Thanks to Luke Metz, Jonathan Tompson, Matt Pharr for interesting discussion a few years ago when I wrote the first version of this code in TensorFlow. Many thanks to Peter Hawkins, James Bradbury, and Stephan Hoyer for teaching me more about JAX and XLA. Thanks to Yining Karl Li for entertaining my dumb rendering questions and Vincent Vanhoucke for catching typos.

Fun Facts

  • Jim Kajiya's first path tracer took 7 hours to render a 256x256 image on a 280,000 USD IBM computer. By comparison, this renderer takes about 10 seconds to render an image of similar size, and you can run it for free with Google's free hosted colab notebooks that come with JAX pre-installed.

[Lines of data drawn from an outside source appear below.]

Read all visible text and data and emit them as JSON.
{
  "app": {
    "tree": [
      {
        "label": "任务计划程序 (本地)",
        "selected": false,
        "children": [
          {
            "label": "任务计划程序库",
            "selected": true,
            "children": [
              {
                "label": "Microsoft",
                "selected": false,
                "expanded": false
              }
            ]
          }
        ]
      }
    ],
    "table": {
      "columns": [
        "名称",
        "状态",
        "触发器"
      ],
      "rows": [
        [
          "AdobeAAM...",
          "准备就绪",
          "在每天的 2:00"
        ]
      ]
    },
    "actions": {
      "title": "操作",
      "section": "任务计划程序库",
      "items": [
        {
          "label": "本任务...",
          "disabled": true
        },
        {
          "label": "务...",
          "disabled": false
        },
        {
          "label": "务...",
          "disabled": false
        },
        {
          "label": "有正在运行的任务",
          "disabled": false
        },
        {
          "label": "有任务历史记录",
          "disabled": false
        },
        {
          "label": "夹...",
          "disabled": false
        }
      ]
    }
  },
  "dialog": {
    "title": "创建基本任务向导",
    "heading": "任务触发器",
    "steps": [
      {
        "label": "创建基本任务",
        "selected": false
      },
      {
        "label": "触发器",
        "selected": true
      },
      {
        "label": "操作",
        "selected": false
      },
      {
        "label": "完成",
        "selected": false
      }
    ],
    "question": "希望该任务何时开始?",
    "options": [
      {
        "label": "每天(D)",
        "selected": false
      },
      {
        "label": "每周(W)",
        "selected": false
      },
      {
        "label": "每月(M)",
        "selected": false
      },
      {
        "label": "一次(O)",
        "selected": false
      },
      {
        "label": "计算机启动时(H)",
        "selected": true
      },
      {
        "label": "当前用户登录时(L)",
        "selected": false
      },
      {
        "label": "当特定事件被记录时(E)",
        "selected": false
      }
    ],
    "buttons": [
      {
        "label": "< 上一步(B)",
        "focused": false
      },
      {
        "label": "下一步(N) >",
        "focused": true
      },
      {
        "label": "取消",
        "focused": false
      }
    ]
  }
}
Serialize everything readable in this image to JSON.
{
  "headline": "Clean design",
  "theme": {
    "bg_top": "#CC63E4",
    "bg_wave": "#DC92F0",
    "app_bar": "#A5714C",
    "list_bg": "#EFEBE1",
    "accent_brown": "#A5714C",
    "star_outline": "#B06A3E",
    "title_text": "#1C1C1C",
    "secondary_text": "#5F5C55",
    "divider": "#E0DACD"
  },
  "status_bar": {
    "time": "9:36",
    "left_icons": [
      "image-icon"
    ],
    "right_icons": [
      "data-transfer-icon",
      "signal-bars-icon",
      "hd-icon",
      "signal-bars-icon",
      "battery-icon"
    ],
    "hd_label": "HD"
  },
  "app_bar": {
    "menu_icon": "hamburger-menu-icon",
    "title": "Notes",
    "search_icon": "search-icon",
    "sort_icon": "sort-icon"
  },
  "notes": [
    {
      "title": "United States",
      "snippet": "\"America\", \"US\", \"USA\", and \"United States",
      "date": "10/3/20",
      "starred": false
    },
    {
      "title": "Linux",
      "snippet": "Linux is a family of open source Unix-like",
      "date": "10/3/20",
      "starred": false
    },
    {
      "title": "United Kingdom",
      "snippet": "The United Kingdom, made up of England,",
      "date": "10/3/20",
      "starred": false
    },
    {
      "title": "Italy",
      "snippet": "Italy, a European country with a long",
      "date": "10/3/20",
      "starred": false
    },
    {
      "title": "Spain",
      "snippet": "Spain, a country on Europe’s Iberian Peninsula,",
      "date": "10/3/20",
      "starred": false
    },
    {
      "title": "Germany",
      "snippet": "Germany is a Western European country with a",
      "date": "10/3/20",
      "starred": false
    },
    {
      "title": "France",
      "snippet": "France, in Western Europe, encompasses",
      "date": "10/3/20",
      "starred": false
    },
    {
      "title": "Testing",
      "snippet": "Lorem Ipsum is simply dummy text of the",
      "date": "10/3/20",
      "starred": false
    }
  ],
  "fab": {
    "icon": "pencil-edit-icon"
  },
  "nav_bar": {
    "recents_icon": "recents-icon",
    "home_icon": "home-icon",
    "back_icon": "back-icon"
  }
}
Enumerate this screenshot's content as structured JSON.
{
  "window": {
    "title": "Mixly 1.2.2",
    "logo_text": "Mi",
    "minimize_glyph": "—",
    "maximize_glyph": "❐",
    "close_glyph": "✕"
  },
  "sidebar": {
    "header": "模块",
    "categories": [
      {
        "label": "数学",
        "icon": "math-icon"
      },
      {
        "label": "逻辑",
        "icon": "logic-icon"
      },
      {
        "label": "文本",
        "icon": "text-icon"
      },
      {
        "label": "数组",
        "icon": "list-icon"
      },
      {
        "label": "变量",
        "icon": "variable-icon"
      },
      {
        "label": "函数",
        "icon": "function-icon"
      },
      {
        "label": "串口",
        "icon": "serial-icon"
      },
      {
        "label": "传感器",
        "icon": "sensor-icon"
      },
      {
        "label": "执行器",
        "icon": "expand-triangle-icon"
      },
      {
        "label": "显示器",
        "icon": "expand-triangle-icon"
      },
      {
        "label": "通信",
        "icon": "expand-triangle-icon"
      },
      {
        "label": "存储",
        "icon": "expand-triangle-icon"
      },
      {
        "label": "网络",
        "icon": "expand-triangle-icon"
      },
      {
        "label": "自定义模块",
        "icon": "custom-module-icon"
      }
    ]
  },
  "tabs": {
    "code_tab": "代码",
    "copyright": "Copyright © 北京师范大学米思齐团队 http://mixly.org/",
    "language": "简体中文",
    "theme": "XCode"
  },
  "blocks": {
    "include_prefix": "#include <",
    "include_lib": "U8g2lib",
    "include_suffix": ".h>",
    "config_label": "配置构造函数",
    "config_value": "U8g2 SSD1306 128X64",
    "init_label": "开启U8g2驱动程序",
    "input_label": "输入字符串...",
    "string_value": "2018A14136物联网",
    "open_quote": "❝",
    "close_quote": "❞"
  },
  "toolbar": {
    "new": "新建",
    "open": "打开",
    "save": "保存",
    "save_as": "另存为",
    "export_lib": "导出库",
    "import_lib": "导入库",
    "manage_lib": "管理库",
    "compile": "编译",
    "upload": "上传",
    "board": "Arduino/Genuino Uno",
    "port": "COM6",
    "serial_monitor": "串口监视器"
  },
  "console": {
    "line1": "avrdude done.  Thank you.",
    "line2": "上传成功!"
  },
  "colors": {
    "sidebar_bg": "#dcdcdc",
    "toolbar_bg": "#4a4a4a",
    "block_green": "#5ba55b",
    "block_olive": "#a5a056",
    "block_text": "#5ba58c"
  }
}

  • I didn't discuss photometry much in this tutorial, but it turns out that the SI unit of photometric density, the candela, is the only SI base unit related to a biological process (human vision system).
  • Check out my blog post on normalizing flows for more info on how "conservation of probability mass'' is employed in deep learning research!
  • OpenDR was one of the first general-purpose differentiable renderers, and was technically innovative enough to merit publishing in ECCV 2014. It's remarkable to see how easy writing a differentiable renderer has become with modern deep learning frameworks like JAX, Pytorch, and TensorFlow.